Around 2017, microservices had become an unavoidable backend topic.

Splitting a large system into small services sounds beautiful: clear responsibility, independent deployment, team autonomy, and flexible stacks. Reality is more complicated.

When services multiply, call chains get longer, diagnosis gets harder, data consistency becomes more complex, and deployment and monitoring get heavier. A function call inside a monolith becomes network calls, timeouts, retries, degradation, circuit breaking, and version compatibility after being split into services.

Go is good for writing microservices, but it will not design microservices for you.

That is why I later kept emphasizing this: tools solve tool-layer problems; architecture still depends on engineering judgment. When to split, how fine to split, how APIs evolve, how failures are handled, and who owns data are not automatically solved by changing languages.

Engineering Efficiency Matters More Than Language Belief

Looking back, I have used many languages. Every period had its “best choice” for that time.

Delphi was good for fast desktop and database apps. Perl fit the scripts and text processing of its era. PHP carried a huge amount of web work. Java was strong in platforms and big data. Python was smooth for tools and data. C/C++ remains foundational for systems software and high-performance scenes.

Go’s most important meaning for me around 2017 was that it reduced the everyday friction of backend engineering.

That is not language belief. It is engineering efficiency.

After experiencing multiple technical cycles, a programmer gradually loses interest in arguing which language is best. The more practical questions are: who is on the team, what is the business, how large is the system, how long will it be maintained, where are the online risks, and can the toolchain support the work?

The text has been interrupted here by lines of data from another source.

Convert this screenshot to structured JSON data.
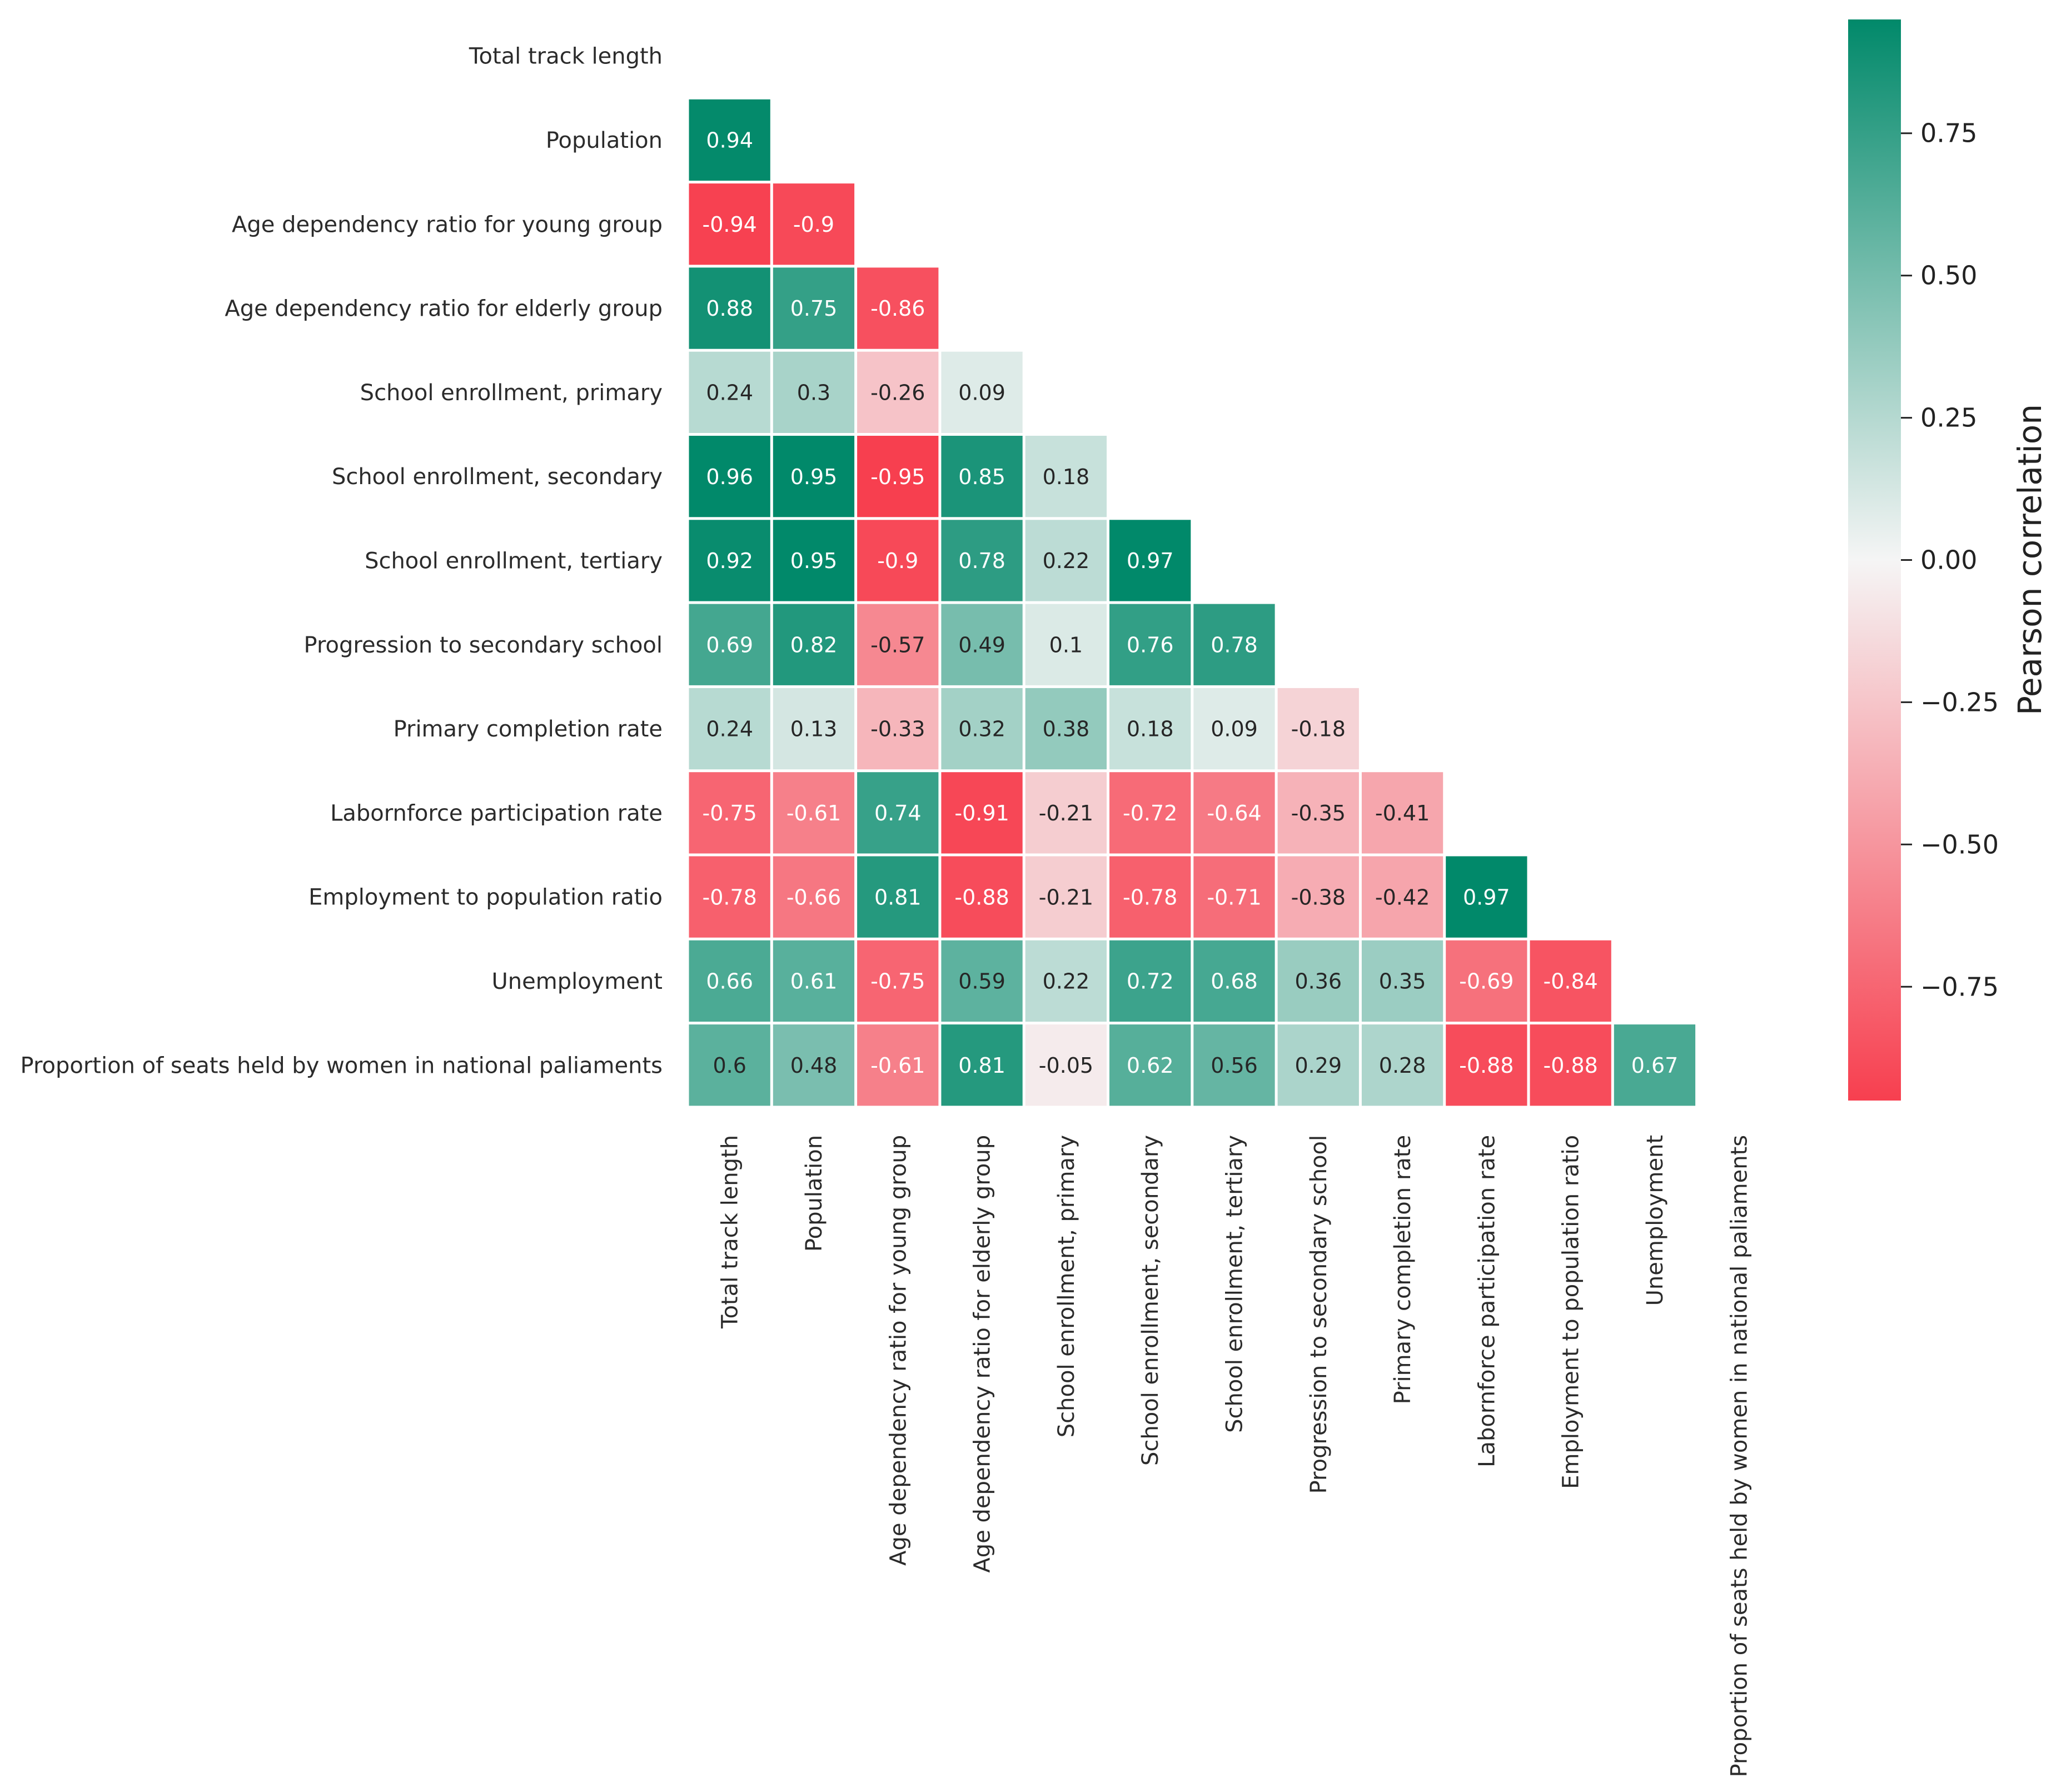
{
  "chart_data": {
    "type": "heatmap",
    "variables": [
      "Total track length",
      "Population",
      "Age dependency ratio for young group",
      "Age dependency ratio for elderly group",
      "School enrollment, primary",
      "School enrollment, secondary",
      "School enrollment, tertiary",
      "Progression to secondary school",
      "Primary completion rate",
      "Labornforce participation rate",
      "Employment to population ratio",
      "Unemployment",
      "Proportion of seats held by women in national paliaments"
    ],
    "matrix": [
      [],
      [
        0.94
      ],
      [
        -0.94,
        -0.9
      ],
      [
        0.88,
        0.75,
        -0.86
      ],
      [
        0.24,
        0.3,
        -0.26,
        0.09
      ],
      [
        0.96,
        0.95,
        -0.95,
        0.85,
        0.18
      ],
      [
        0.92,
        0.95,
        -0.9,
        0.78,
        0.22,
        0.97
      ],
      [
        0.69,
        0.82,
        -0.57,
        0.49,
        0.1,
        0.76,
        0.78
      ],
      [
        0.24,
        0.13,
        -0.33,
        0.32,
        0.38,
        0.18,
        0.09,
        -0.18
      ],
      [
        -0.75,
        -0.61,
        0.74,
        -0.91,
        -0.21,
        -0.72,
        -0.64,
        -0.35,
        -0.41
      ],
      [
        -0.78,
        -0.66,
        0.81,
        -0.88,
        -0.21,
        -0.78,
        -0.71,
        -0.38,
        -0.42,
        0.97
      ],
      [
        0.66,
        0.61,
        -0.75,
        0.59,
        0.22,
        0.72,
        0.68,
        0.36,
        0.35,
        -0.69,
        -0.84
      ],
      [
        0.6,
        0.48,
        -0.61,
        0.81,
        -0.05,
        0.62,
        0.56,
        0.29,
        0.28,
        -0.88,
        -0.88,
        0.67
      ]
    ],
    "colorbar": {
      "label": "Pearson correlation",
      "range": [
        -0.95,
        0.95
      ],
      "ticks": [
        -0.75,
        -0.5,
        -0.25,
        0.0,
        0.25,
        0.5,
        0.75
      ],
      "tick_labels": [
        "−0.75",
        "−0.50",
        "−0.25",
        "0.00",
        "0.25",
        "0.50",
        "0.75"
      ],
      "colors": {
        "negative": "#f73f4f",
        "zero": "#f5f5f5",
        "positive": "#01896a"
      }
    },
    "mask": "upper-triangle-including-diagonal",
    "cell_border_color": "#ffffff"
  }
}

Go in 2017 answered many real questions for internet backend teams.

The next year, short video and recommendation would more visibly change the traffic landscape. The gap between Weibo and Toutiao would also become increasingly visible.

IT Events Of 2017

  • Go expanded in backend and cloud-native ecosystems. Go’s compile speed, static binaries, concurrency model, and toolchain made it a pragmatic choice for many internet backend and infrastructure teams.
  • Transformer was proposed. The paper “Attention Is All You Need” introduced Transformer. At the time it looked like an important advance in machine translation and sequence modeling; later it became one of the key foundations of the large-model era.
  • Microservices became a high-frequency topic. Microservices, containers, service governance, monitoring, and tracing became common backend engineering themes. System complexity moved from inside monoliths to between services.
  • Cloud-native engineering kept spreading. Kubernetes, container images, CI/CD, and infrastructure automation gradually changed service delivery. Deployment and operations were increasingly absorbed into platforms.
  • Team collaboration affected language choice. Language choice was no longer only personal preference. Readability, toolchains, deployment style, online maintenance cost, and team composition all affected whether a language could last inside an organization.